‘Election’

Election is a facetious, smarty-pants satire about a popular Midwest-high-school history teacher and student-government adviser, Jim McAllister (Matthew Broderick), who acquires as his nemesis the school’s No. 1 student overachiever, Tracy Flick (Reese Witherspoon). Director Alexander Payne and his screenwriter Jim Taylor – who worked together on Payne’s first feature, the abortion-rights comedy Citizen Ruth – should be commended for making a high-school movie that, for a change, isn’t aimed only at high-schoolers. Election is an anti-high-school high-school movie, and it captures the drear institutional climate: the ugly green hallways and generic auditoriums and the way the principal says “People, please” and all the other memento mori of those years.
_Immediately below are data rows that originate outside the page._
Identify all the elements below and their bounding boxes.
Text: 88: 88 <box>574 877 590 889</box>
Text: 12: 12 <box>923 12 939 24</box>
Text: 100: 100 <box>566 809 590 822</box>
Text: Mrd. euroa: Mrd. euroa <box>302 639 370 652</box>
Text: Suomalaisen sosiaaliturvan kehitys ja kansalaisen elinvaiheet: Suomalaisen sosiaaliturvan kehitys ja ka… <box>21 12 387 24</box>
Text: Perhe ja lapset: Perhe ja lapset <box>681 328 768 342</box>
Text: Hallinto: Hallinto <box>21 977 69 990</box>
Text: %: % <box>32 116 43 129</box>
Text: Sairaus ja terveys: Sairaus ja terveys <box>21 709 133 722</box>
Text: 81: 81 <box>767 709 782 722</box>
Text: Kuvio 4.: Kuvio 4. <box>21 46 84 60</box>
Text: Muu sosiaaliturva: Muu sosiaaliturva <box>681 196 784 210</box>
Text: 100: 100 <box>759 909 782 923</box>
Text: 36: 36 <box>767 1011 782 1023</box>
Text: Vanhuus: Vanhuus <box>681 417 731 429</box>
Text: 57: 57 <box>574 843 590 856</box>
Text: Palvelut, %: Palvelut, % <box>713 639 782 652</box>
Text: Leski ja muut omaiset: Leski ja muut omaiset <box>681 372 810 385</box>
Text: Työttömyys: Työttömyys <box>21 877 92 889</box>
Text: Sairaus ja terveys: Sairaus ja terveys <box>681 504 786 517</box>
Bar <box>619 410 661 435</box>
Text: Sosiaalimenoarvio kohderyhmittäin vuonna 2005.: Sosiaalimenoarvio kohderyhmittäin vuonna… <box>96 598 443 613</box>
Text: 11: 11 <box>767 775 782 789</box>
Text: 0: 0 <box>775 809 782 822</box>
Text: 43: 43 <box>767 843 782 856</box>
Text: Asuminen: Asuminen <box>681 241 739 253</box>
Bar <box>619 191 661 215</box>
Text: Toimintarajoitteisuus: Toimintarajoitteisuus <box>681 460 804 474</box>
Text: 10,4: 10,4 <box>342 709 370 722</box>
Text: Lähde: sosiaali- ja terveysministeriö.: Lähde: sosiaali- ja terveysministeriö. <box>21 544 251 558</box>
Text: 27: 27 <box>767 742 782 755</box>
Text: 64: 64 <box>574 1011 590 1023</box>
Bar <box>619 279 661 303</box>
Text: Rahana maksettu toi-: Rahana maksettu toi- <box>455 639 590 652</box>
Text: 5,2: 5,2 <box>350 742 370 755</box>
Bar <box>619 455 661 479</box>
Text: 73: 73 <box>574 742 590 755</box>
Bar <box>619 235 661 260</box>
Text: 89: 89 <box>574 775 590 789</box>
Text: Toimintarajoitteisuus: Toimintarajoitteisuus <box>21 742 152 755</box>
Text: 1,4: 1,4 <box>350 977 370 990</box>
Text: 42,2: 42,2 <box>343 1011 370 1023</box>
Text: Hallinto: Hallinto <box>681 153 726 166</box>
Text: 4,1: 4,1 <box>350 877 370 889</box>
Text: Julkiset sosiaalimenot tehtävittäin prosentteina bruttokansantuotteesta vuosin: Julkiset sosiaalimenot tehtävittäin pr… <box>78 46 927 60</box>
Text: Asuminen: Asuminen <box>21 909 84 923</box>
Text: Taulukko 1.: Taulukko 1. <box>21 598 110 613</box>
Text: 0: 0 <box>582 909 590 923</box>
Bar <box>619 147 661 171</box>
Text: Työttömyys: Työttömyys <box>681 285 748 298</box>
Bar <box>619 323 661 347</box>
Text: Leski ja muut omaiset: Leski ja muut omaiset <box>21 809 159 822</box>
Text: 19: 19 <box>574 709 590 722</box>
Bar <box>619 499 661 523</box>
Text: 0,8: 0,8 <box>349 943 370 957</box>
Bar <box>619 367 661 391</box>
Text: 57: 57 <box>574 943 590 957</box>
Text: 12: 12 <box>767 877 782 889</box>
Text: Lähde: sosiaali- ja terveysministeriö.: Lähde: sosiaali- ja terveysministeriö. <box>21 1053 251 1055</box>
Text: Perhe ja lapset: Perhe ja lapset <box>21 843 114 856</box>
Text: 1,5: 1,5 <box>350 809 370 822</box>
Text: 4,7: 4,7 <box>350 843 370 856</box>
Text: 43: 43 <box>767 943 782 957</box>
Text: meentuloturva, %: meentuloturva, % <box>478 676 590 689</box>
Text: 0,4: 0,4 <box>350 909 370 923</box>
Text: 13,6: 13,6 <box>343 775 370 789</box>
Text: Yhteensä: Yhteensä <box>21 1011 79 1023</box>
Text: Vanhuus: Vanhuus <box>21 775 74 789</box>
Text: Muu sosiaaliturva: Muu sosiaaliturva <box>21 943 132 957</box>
But Election could stand to be a bit less satisfied with its smarts. After a while, you begin to wonder what makes Payne and Taylor so all-fired special: Like brainy adolescents, they mock just about everybody in sight – not just two-faced teachers or the go-getter Tracy, with her predatory wiles, but the school’s lunkhead football star, Paul (Chris Klein), whom Jim coaxes into running against Tracy for class president, thereby incurring her everlasting wrath. Paul’s lesbian sister Tammy (Jessica Campbell), who stumps for president on an abolish-student-government platform and (intentionally) gets herself thrown into an all-girls parochial school, comes closest to being the movie’s hero. Her snideness is a relief from Tracy’s cast-iron twinkles. What is it about high-school overachievers that gets the goat of movie directors these days? Jason Schwartzman’s turbocharged Max in Wes Anderson’s Rushmore is kin to Tracy; he’s more personable than she is, but you still get the feeling, as you do in Election, that the filmmakers are settling an old score. Film directors tend to be overachievers, too. Maybe the score being settled is with themselves.